In the 2nd quarter of 2017, ConocoPhillips reported adjusted profits of $178 million and over $1.6 billion of operating cash flow. This was the fourth consecutive quarter in which operating cash flow more than covered capital spending ($1.0 billion) and the dividend ($0.3 billion).

However, the company also reported a non-cash impairment from asset dispositions and a non-cash impairment due to lower realized prices for its Australia Pacific LNG (APLNG) project.

Perhaps the biggest news during the quarter was the disposition of assets, headlined by the closing of the sale of its Canadian oil sands properties.
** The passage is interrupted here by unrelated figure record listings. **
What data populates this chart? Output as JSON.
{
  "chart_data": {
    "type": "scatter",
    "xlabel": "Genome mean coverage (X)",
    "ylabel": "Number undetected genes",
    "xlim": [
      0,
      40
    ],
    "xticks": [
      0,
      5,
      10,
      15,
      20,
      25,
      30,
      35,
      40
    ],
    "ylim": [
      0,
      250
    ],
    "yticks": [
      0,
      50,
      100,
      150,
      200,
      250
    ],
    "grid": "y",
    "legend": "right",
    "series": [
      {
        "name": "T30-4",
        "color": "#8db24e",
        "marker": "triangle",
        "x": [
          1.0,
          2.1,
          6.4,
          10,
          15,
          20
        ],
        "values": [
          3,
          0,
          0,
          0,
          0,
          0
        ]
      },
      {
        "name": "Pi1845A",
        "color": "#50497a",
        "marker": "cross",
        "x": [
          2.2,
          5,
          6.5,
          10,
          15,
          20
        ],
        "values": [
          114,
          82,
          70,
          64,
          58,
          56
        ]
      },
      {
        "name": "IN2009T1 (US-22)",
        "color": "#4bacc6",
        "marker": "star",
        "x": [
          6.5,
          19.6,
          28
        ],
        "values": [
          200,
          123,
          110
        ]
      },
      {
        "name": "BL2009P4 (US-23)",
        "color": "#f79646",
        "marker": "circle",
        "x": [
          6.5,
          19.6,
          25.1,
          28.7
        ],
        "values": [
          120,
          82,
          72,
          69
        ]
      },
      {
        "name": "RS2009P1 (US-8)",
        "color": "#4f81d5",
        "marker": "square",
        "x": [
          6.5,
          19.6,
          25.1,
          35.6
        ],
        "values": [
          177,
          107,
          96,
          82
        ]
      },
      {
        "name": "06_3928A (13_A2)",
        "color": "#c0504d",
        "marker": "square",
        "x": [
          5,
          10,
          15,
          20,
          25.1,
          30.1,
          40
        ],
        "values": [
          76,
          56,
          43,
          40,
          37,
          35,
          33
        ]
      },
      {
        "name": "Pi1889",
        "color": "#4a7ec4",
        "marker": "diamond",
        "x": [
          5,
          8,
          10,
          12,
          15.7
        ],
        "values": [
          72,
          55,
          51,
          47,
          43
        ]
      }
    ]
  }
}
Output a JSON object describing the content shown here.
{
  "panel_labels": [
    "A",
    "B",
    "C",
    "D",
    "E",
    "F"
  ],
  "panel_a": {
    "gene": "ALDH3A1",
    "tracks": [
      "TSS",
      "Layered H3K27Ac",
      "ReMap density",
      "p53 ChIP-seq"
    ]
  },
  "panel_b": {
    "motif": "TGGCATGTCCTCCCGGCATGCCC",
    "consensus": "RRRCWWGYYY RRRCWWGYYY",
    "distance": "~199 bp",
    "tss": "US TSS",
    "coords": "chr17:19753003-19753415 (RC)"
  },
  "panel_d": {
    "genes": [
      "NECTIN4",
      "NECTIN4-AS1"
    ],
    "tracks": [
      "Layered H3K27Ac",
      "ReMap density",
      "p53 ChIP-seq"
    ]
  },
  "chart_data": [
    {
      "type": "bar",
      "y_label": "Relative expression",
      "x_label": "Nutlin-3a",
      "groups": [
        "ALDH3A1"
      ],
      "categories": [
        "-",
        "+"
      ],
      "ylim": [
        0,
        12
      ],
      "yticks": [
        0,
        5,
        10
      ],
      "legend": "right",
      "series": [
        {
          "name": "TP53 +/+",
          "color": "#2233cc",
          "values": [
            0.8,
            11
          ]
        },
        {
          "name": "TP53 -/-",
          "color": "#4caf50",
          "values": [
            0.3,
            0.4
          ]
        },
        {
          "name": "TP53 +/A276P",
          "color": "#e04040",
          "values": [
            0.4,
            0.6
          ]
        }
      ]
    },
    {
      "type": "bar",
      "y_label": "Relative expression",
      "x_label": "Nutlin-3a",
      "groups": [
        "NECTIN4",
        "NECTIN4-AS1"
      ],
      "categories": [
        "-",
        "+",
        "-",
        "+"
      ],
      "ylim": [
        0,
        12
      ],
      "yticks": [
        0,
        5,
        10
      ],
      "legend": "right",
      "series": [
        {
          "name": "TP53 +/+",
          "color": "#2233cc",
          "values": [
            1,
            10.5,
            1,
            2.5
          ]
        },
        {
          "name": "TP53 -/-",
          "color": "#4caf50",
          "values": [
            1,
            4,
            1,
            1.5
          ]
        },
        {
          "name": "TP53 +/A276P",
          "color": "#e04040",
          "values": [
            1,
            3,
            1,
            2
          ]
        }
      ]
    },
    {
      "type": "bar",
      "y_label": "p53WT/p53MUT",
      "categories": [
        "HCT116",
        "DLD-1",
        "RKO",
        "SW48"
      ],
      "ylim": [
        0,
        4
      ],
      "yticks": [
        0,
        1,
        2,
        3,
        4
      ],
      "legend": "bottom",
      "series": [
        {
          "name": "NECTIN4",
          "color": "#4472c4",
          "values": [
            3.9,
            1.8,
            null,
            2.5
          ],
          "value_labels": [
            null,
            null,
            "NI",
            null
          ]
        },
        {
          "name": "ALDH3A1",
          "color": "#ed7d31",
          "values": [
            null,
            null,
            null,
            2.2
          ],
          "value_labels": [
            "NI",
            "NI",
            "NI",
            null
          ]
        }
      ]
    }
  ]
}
The company received a total of $10.7 billion in proceeds from the sale of assets during the quarter (and expects asset dispositions to total $16 billion for the full year).

The cash from the asset dispositions was used to retire $3.2 billion in debt and to buy back $1.0 billion in company stock. The share buyback reduced the share count by 2%, and total debt dropped to $23.5 billion. The company ended the quarter with $10.3 billion in cash, which brought net debt at the end of the quarter down to ~$13 billion. 

During the quarter, ConocoPhillips operated 12 drilling rigs in the Eagle Ford, Bakken, and Permian Basin. Production excluding Libya for Q2 was 1,425 thousand barrels of oil equivalent per day (MBOED), a decrease of 121 MBOED year-over-year (but exceeding the upper end of guidance). Lower production was a result of asset disposition; excluding the impact from closed and signed dispositions, underlying production increased 30 MBOED, or 3%. 

For the rest of 2017, the company expects to pay debt down to less than $20 billion, to buy back another $2 billion in shares (reducing the share count by another 4%), and to increase underlying production by 25 MBOED. COP expects to grow full-year production by 2% to 4% even as they lowered capital spending guidance by $200 million to $4.8 billion.

Despite the significant and continued improvements in performance, shares of ConocoPhillips declined in the 2nd quarter by 12%, along with the rest of the energy sector. Shares are down by 9% year-to-date, which is primarily a reflection of continued pessimism about the overall energy sector.